When I made the header art for this site, I knew just the photograph I wanted: an attractive woman wearing red-and-blue glasses, looking at the logo, expressing both surprise and happiness. And the photo had to be in 3-D. As you can see at the top of this page, I got just what I wanted. But I didn't find what I wanted; I had to make it.
Here's what I found: a stock photograph by Sharon Dominick, on iStockphoto.com. (And by the way, if you're not buying your stock photos from iStockphoto, you are wasting money. Go sign up with iStockphoto, or you're fired.)
I could tell right away that -- besides facing the wrong way, and looking in the wrong direction, and not wearing 3-D glasses, and having hair blowing everywhere, and being only two-dimensional -- this girl was perfect. Simply perfect. Well, she wasn't quite happy enough, either. But perfect besides that.
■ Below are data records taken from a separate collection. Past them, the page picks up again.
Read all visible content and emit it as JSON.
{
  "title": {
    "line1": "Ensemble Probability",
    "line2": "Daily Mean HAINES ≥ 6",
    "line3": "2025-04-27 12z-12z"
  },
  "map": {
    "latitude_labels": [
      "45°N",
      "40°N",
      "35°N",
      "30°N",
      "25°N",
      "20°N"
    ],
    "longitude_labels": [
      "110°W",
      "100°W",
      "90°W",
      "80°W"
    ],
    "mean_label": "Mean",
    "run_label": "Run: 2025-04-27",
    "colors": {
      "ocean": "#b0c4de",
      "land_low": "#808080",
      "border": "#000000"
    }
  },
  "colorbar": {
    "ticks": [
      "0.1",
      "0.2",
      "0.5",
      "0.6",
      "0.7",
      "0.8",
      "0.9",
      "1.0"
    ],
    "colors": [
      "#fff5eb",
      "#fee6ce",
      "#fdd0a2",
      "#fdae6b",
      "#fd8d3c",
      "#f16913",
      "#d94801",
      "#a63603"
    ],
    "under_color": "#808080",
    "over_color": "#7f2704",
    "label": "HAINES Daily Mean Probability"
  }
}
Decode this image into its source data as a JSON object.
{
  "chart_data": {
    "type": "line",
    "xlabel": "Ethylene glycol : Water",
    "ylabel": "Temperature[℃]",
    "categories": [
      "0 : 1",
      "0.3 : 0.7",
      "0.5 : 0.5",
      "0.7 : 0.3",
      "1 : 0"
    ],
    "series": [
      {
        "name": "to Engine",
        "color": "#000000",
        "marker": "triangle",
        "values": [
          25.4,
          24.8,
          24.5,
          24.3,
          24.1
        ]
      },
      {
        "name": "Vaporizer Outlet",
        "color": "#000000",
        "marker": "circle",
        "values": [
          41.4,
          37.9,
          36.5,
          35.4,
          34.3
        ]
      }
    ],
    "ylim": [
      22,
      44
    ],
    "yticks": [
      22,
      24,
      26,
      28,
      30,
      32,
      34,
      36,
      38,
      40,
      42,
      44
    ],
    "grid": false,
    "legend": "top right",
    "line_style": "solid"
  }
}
So I bought the photo.
To fix the parts that wouldn't work with my layout, I retouched the photo. I flipped the image so she faced leftwards, erased some of her hair, blacked out the lenses of the glasses, cloned out her shoulder strap, and pulled her mouth ever-so-slightly into a happier smile.
That was the easy part. But she still wasn't in 3-D. Usually, you make a 3D photo by using two separate images shot from slightly different angles. But how do you make a 3D photo from a single flat image?
I did it by making a layered Photoshop file. Each layer contained just a little less of the image than the one below it. The bottom layer had the whole portrait; the next layer, just the head; the next layer, the chin and face; and so on, until the top layer just had her nose and glasses.
The trick here is to feather the edges of your eraser just right. If you use hard edges everywhere, the edges of your layers will show up in the 3D image, and make her look like she's made of construction paper. In most places, you want to use feathered edges to make smooth transitions from one layer to the next. But in some places, you want a hard edge, for a sharp transition (such as where her glasses appear in front of her hair).
After that, I made a copy of every layer so I had two full sets. I colored one of these sets red and the other cyan, and moved the layers to simulate the two different viewing angles. Merging them into one anaglyph image gives me this:
For my header art, I colored her lenses blue and red, but I reckon I'll leave them black here. She looks pretty cool.
No matter how hard you work at it, you'll never turn it into a true stereoscopic photo. But you can come pretty close, probably close enough to fool most people, especially if you plan to use it at a smaller size, such as in my header.